Hace algunos meses, muchos políticos ignoraban a Vizcarra siguiendo el dictum que establece que si no hay nada que temer por parte de la ley es también porque, llegado el caso, no habrá nada que lamentar. En ese entonces, la lucha contra la corrupción que empezó siendo el caballito de batalla del régimen era percibida como un juego inocente y sin mayor trascendencia, pues allí estaban, para proteger a los culpables, los fujimoristas y a los apristas, gente ducha en las maniobras “legales” con que se evade la justicia en el Perú. El presidente Vizcarra recién fue tomado en serio en su discurso del 28 de julio, cuando planteó llevar a las urnas el deseo de la mayoría de los peruanos por un gobierno honrado. Y resulta que, aunque no lo supiéramos, la mayor parte de los ciudadanos estábamos ya hastiados de la corrupción pero, al mismo tiempo, resignados a su imperio porque no se veía alternativa.
Ahora en cambio está claro que los deseos de la mayoría de la población se enfilan hacia un gobierno honrado y sin tolerancia a la corrupción. Se abre, pues, un período de optimismo que se revela en el sensacional incremento de la fe de los peruanos en nuestro futuro. Pero mucho nos tiene que hacer pensar que este deseo recién logre articularse gracias a la convocatoria de un “jinete solitario” como Vizcarra, dispuesto a luchar por aquello que no se creía posible: hacer retroceder, eliminar a la corrupción.

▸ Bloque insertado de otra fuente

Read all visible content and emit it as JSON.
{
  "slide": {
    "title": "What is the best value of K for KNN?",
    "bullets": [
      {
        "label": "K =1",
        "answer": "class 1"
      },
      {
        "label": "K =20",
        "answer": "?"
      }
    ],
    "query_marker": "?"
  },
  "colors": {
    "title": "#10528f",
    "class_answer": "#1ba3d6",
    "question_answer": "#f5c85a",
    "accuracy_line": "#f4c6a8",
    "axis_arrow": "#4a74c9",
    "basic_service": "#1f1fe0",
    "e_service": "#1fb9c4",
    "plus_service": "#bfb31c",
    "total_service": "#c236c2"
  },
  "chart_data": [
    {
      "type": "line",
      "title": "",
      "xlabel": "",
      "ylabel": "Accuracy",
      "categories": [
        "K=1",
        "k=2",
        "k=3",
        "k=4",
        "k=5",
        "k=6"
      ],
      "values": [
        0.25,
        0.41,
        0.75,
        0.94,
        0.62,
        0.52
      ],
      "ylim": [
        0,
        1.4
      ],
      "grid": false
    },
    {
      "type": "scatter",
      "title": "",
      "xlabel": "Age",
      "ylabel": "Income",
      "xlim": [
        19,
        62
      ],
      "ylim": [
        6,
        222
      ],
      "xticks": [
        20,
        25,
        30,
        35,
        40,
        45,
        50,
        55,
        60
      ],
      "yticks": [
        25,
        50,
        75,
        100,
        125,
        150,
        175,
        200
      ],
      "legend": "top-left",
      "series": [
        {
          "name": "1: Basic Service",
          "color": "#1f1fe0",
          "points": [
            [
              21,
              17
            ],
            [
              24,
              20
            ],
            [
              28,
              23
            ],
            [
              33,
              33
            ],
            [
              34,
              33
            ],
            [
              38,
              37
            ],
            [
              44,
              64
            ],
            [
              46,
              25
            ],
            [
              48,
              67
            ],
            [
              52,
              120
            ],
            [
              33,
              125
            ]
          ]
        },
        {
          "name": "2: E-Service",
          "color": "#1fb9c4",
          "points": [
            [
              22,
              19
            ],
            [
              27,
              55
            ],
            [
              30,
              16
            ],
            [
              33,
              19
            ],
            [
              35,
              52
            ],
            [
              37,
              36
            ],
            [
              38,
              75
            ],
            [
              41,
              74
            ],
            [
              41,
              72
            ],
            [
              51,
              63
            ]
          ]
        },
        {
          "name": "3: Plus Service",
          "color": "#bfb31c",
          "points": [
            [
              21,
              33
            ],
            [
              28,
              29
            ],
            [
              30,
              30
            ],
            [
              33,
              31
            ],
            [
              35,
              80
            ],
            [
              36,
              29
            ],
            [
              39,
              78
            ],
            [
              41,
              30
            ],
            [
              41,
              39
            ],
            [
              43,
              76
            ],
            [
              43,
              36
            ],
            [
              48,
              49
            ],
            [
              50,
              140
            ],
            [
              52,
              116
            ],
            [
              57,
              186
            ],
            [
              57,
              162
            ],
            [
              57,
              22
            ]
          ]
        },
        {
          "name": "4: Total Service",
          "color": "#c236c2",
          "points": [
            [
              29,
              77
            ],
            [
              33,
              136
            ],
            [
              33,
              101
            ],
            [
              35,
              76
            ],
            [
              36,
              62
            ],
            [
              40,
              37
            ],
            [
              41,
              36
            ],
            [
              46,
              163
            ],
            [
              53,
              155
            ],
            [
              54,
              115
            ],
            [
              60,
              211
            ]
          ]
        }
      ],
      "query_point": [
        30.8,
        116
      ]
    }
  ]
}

E, igualmente, nos tiene que llamar a la reflexión el hecho de que el presidente carezca de un partido que pueda defenderlo de la avalancha de críticas y mentiras que, en los próximos meses, le caerá encima para “sembrar” la desconfianza en el ánimo de la ciudadanía y para obstruir la lucha contra el buen gobierno y la corrupción.
Aun así, si se consolidara el triunfo de Vizcarra, la situación seguiría siendo muy difícil, pues el Perú es un país de áulicos, mucho más usados a la dictadura, a bajar la cabeza antes que a subirla. Por no hablar de la misma idea de diálogo que se encuentra muy desprestigiada, pues ella suele remitir a una imposición disimulada en vez de a una actitud de respeto e intercambio que permita recoger las mejores iniciativas de los otros. Entonces, no está ausente el riesgo de que a Vizcarra le suceda lo que le ha ocurrido a tantos jefes de Estado latinoamericanos, que una vez populares se endiosaron y, creyéndose profetas, terminaron concentrando todo el poder.

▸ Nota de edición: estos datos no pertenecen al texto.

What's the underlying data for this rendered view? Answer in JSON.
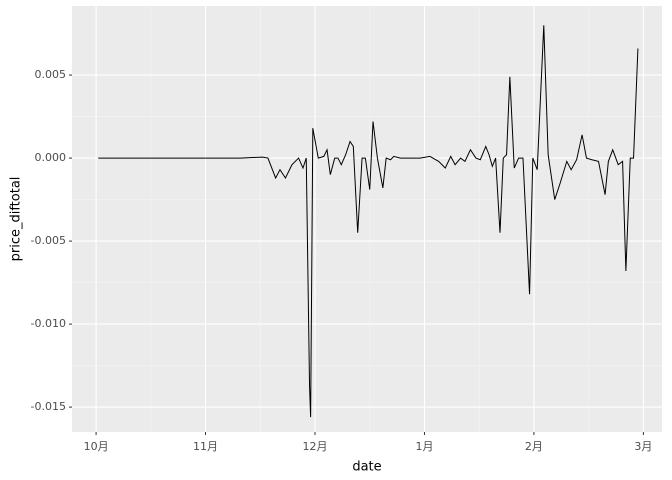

Ojalá este no sea el caso de Vizcarra. Aunque a mí me parece que no, pues el actual presidente combina de una manera bastante peculiar e inesperada la humildad y el deseo de poder. Aprovecho para agradecer a Fernando Berckemeyer, ya que su columna “¿Quién es Martín Vizcarra?” me resultó inspiradora para escribir este artículo.